Research Interests

Neural Progenitor Cells (NPCs) arise from the neuro-ectoderm and give rise to many glial and neuronal cell types that populate the Central Nervous System. In the developing mammalian neocortex, NPCs expand through symmetric divisions before they generate cortical neurons through multiple rounds of asymmetric divisions. The timing of neuronal differentiation determines the size of the progenitor pool, the final number of neurons and cortical thickness in the brain.

The Wnt signaling pathway plays multiple roles in cortical neurogenesis. The role of canonical WNT/β-catenin signaling in neurogenesis is, however, complex. It depends on the models, targeted components, and the epistatic level at which the pathway is manipulated. While some studies support Wnt’s role in self renewal of neuroepithelial progenitor, other studies show its role as an inducer of neuronal differentiation.

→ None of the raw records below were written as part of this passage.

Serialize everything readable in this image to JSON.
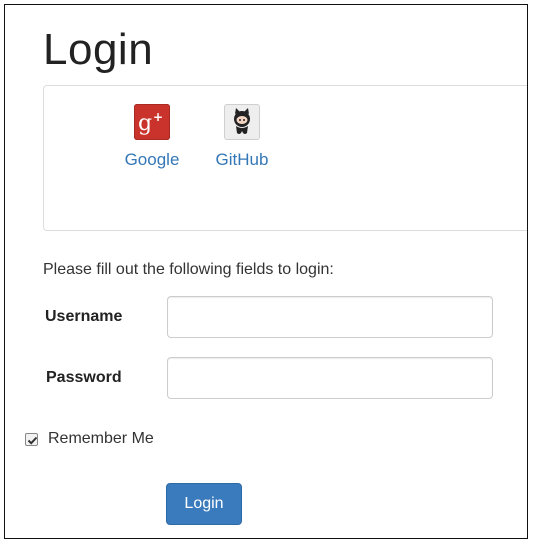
{
  "page": {
    "title": "Login"
  },
  "auth_clients": [
    {
      "name": "Google",
      "icon": "google-plus-icon",
      "color": "#c9332b"
    },
    {
      "name": "GitHub",
      "icon": "github-octocat-icon",
      "color": "#333333"
    }
  ],
  "form": {
    "intro": "Please fill out the following fields to login:",
    "username_label": "Username",
    "username_value": "",
    "password_label": "Password",
    "password_value": "",
    "remember_label": "Remember Me",
    "remember_checked": true,
    "submit_label": "Login"
  },
  "colors": {
    "link": "#3477b6",
    "button": "#3a7bbe"
  }
}
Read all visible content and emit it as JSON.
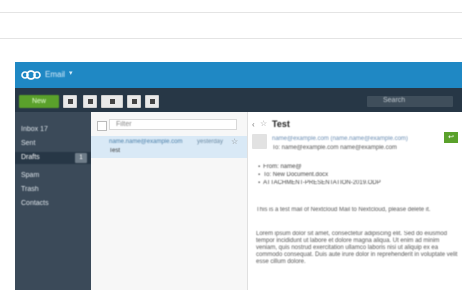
{
  "topbar": {
    "app_title": "Email",
    "chevron": "▾",
    "logo_icon": "nextcloud-logo"
  },
  "toolbar": {
    "new_label": "New",
    "search_placeholder": "Search"
  },
  "sidebar": {
    "items": [
      {
        "label": "Inbox 17"
      },
      {
        "label": "Sent"
      },
      {
        "label": "Drafts",
        "badge": "1"
      },
      {
        "label": "Spam"
      },
      {
        "label": "Trash"
      },
      {
        "label": "Contacts"
      }
    ]
  },
  "message_list": {
    "filter_text": "Filter",
    "rows": [
      {
        "sender": "name.name@example.com",
        "date": "yesterday",
        "subject": "Test"
      }
    ]
  },
  "reader": {
    "title": "Test",
    "from": "name@example.com  (name.name@example.com)",
    "to": "To: name@example.com  name@example.com",
    "attachments": [
      {
        "label": "From:  name@"
      },
      {
        "label": "To:  New Document.docx"
      },
      {
        "label": "ATTACHMENT-PRESENTATION-2019.ODP"
      }
    ],
    "body": [
      "This is a test mail of Nextcloud Mail to Nextcloud, please delete it.",
      "Lorem ipsum dolor sit amet, consectetur adipiscing elit. Sed do eiusmod tempor incididunt ut labore et dolore magna aliqua. Ut enim ad minim veniam, quis nostrud exercitation ullamco laboris nisi ut aliquip ex ea commodo consequat. Duis aute irure dolor in reprehenderit in voluptate velit esse cillum dolore."
    ]
  },
  "colors": {
    "topbar": "#1f88c4",
    "toolbar": "#273746",
    "sidebar": "#3b4a59",
    "accent_green": "#5aa12b",
    "selected_row": "#d9e9f6"
  }
}
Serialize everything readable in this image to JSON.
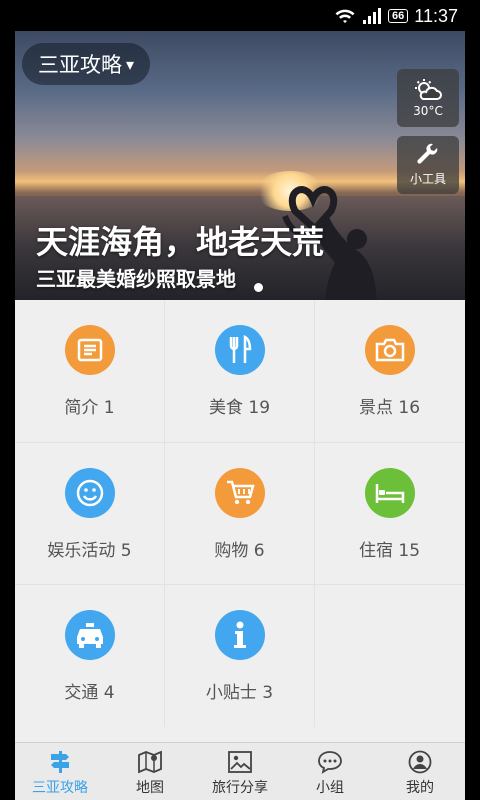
{
  "status_bar": {
    "battery": "66",
    "time": "11:37"
  },
  "hero": {
    "city": "三亚攻略",
    "city_caret": "▾",
    "weather_temp": "30°C",
    "tools_label": "小工具",
    "title": "天涯海角，地老天荒",
    "subtitle": "三亚最美婚纱照取景地"
  },
  "categories": [
    {
      "label": "简介 1",
      "color": "#f39a3b",
      "icon": "article-icon"
    },
    {
      "label": "美食 19",
      "color": "#42a7ee",
      "icon": "fork-knife-icon"
    },
    {
      "label": "景点 16",
      "color": "#f39a3b",
      "icon": "camera-icon"
    },
    {
      "label": "娱乐活动 5",
      "color": "#42a7ee",
      "icon": "smiley-icon"
    },
    {
      "label": "购物 6",
      "color": "#f39a3b",
      "icon": "cart-icon"
    },
    {
      "label": "住宿 15",
      "color": "#6cbf39",
      "icon": "bed-icon"
    },
    {
      "label": "交通 4",
      "color": "#42a7ee",
      "icon": "taxi-icon"
    },
    {
      "label": "小贴士 3",
      "color": "#42a7ee",
      "icon": "info-icon"
    }
  ],
  "tabs": [
    {
      "label": "三亚攻略",
      "icon": "signpost-icon",
      "active": true
    },
    {
      "label": "地图",
      "icon": "map-icon",
      "active": false
    },
    {
      "label": "旅行分享",
      "icon": "picture-icon",
      "active": false
    },
    {
      "label": "小组",
      "icon": "chat-icon",
      "active": false
    },
    {
      "label": "我的",
      "icon": "user-icon",
      "active": false
    }
  ],
  "accent_color": "#3aa3e8"
}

Nevertheless, the complete landscape of Wnt signaling can be elucidated only when its interaction with other important siganling pathways is studied. Wnt signaling being an important player with dual roles, understanding the molecular mechanisms will form the basis of regulation points of cortical development. Both upstream and downstream elements of the canonical Wnt pathway have been associated with different psychiatric conditions: WNT1 and WNT2 with autism spectrum disorder (ASD), WNT2B with bipolar disorder (BD), WNT7A with ASD and BD, WNT7B with schizophrenia (SCZ), LRP5 with SCZ, attention -deficit/hyperactivity disorder (ADHD) and major depression (MD), and LRP6 with ADHD. Understanding the interplay of canonical Wnt with other major signaling pathways may help in developing therapeutic strategies.